Back in 2005, the approved truck route through Harrison West was north on Michigan Avenue, west on First, then north on Perry Street to West Third Avenue. The “No Through Trucks” signs at Michigan and First continue to make that route clear, as do many truckers’ GPS systems. Since the Harrison Park Condos were built, however, that route no longer makes sense. First Avenue, which narrows at Oregon Avenue, is often parked up with residents’ cars, and Perry Street—also heavily parked—now features a center median.
Unfortunately, many truckers don’t know about the changes to our neighborhood and too often find themselves trapped on newly residential streets with no good options for getting out. The most daring drivers back up First to Michigan. Most either continue up Perry going the wrong way along the median to avoid the curve or, worse, end up on Harrison Park Place and find that they have no way out except for a series of right turns. Some have figured out how to execute a three-point turn and Perry and First and return to Michigan. A few have driven into the lawn at Harrison Park or over tree lawns to negotiate tight turns and avoid parked cars. Ever wonder why a huge boulder was dropped at the intersection of Perry and Ingleside Avenue? It was put there to deter trucks from trying to turn onto Ingleside because they invariably ran over the curb lawn or the sprinkler system.
The Harrison West Society has noted the problem and has asked me to work with the city to resolve it. I have talked with Stephen Gaines in the Division of Planning and Operations in the Department of Public Service and reported the damage that trucks have caused to Harrison Park as well as to trees in the tree lawns in the area and to private property.
I argued that the current signage is inadequate and hard to see, but after an initial review of the situation, Mr. Gaines contended that in his department’s opinion, the current signage is adequate; he did acknowledge that some drivers might be ignoring the signs. In reply, Kristen Easterday, HWS President, sent a letter to Mr. Gaines, Randy Bowman (Division of Mobility Services), Isom Nivens (Neighborhood Services Division), Chet Ridenour (Short North Civic Association), and Councilmember Eileen Paley disagreeing with his assessment and pointing out specific locations where signage is not visible to drivers until they have already committed to an unacceptable route. She also suggested new sign verbiage, new sign locations, and new sign orientations that we feel would help drivers find their way around Harrison West.
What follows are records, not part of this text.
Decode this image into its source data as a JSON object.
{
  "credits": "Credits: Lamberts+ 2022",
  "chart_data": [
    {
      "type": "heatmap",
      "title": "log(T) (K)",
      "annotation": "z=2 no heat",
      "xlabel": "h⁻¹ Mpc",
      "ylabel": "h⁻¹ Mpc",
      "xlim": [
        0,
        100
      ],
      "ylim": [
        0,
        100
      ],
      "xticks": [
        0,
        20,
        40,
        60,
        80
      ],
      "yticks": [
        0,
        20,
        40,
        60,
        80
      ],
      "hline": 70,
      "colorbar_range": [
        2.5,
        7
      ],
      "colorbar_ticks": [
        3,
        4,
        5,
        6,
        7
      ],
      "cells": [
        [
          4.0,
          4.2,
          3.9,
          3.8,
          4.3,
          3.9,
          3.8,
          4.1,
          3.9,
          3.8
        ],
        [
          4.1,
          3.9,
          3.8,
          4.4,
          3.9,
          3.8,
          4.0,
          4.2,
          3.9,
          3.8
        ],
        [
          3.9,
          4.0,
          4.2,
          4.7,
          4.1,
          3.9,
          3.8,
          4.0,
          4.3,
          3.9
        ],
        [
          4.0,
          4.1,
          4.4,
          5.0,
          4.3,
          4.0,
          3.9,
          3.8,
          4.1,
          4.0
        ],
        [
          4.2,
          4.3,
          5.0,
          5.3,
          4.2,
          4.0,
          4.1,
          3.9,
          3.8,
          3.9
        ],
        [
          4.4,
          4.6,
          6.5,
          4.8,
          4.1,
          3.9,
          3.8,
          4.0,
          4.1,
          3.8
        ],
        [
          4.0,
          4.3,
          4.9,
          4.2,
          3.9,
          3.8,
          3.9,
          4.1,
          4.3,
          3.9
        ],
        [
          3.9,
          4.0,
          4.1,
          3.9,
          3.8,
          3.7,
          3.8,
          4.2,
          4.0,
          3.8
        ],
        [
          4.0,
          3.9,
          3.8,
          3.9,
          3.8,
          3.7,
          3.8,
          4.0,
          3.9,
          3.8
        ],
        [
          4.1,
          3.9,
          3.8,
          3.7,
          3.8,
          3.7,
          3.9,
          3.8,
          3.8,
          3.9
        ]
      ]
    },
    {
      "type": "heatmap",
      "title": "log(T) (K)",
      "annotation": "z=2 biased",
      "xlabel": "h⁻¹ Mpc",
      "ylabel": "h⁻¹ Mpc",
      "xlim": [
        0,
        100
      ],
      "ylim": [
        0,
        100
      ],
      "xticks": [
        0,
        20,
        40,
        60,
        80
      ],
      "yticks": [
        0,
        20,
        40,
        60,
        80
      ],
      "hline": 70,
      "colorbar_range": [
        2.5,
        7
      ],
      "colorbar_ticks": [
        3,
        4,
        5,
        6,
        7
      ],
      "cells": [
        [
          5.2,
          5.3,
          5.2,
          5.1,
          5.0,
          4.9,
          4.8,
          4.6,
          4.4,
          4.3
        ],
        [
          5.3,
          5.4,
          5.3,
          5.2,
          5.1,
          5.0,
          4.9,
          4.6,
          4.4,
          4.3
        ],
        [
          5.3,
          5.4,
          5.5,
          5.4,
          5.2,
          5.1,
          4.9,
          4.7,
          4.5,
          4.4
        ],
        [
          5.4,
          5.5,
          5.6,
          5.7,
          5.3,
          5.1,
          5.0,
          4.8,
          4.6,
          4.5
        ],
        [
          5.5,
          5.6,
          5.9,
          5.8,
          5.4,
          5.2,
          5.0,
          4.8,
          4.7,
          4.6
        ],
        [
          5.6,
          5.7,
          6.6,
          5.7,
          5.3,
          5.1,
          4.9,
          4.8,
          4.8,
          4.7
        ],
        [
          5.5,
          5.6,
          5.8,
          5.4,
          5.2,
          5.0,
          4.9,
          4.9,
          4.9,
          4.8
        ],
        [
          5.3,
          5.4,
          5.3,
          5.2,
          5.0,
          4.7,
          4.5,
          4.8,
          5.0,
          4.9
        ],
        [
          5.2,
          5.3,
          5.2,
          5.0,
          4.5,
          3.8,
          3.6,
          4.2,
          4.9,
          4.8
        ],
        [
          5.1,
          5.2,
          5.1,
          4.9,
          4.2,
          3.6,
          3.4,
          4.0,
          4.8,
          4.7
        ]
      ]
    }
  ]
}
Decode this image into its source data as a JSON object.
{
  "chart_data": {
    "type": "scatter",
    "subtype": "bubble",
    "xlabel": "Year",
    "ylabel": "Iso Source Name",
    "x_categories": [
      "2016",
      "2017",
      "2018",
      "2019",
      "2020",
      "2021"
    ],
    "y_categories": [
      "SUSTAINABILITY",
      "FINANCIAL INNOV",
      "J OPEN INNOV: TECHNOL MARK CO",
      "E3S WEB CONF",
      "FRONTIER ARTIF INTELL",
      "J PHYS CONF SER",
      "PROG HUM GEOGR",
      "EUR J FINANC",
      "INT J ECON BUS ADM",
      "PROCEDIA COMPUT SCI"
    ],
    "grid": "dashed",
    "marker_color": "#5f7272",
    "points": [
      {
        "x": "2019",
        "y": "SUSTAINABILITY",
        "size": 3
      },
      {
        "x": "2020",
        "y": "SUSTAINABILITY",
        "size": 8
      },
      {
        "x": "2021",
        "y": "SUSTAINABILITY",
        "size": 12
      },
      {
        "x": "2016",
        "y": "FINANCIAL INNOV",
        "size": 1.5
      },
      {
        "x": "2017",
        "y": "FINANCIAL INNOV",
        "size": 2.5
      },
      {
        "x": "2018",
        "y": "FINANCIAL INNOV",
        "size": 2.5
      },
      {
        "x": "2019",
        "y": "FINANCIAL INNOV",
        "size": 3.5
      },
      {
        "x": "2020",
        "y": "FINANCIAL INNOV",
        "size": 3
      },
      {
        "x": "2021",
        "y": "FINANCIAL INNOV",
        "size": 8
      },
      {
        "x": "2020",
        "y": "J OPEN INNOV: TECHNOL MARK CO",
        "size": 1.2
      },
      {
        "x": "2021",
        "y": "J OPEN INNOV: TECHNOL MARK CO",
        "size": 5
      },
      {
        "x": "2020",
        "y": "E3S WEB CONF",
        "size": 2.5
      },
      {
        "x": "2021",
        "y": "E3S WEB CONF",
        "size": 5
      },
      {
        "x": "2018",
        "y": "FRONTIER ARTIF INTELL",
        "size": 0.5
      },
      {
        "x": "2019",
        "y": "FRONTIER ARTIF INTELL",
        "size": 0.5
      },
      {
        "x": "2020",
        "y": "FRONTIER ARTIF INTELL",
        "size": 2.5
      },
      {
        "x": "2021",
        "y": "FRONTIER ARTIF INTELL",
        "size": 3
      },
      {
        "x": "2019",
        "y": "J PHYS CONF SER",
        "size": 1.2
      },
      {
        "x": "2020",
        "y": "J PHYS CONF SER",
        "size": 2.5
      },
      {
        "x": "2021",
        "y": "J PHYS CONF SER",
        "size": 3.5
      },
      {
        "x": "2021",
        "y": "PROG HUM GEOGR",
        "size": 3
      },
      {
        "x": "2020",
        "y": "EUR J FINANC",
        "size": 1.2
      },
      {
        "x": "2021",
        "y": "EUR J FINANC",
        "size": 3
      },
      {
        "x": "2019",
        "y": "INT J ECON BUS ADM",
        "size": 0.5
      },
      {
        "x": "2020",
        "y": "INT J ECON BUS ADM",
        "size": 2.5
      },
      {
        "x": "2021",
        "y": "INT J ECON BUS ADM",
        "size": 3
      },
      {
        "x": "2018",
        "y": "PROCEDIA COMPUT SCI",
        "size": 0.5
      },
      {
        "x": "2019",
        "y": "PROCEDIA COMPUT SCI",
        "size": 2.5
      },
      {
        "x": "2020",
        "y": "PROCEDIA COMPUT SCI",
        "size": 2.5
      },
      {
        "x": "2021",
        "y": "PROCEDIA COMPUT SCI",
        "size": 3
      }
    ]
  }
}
In its latest reply, the city has acknowledged that there is a problem. Patricia Austin (Division of Planning and Operations) commented that the city “regards this problem as a priority,” and she has added it as a task to be part of the Short North parking study due to be published by fall of 2014. Until the study is completed, the society doesn’t expect to see significant improvement in the situation, but we do hope to work with the city to establish reasonable truck routes around the neighborhood as part of their parking master plan.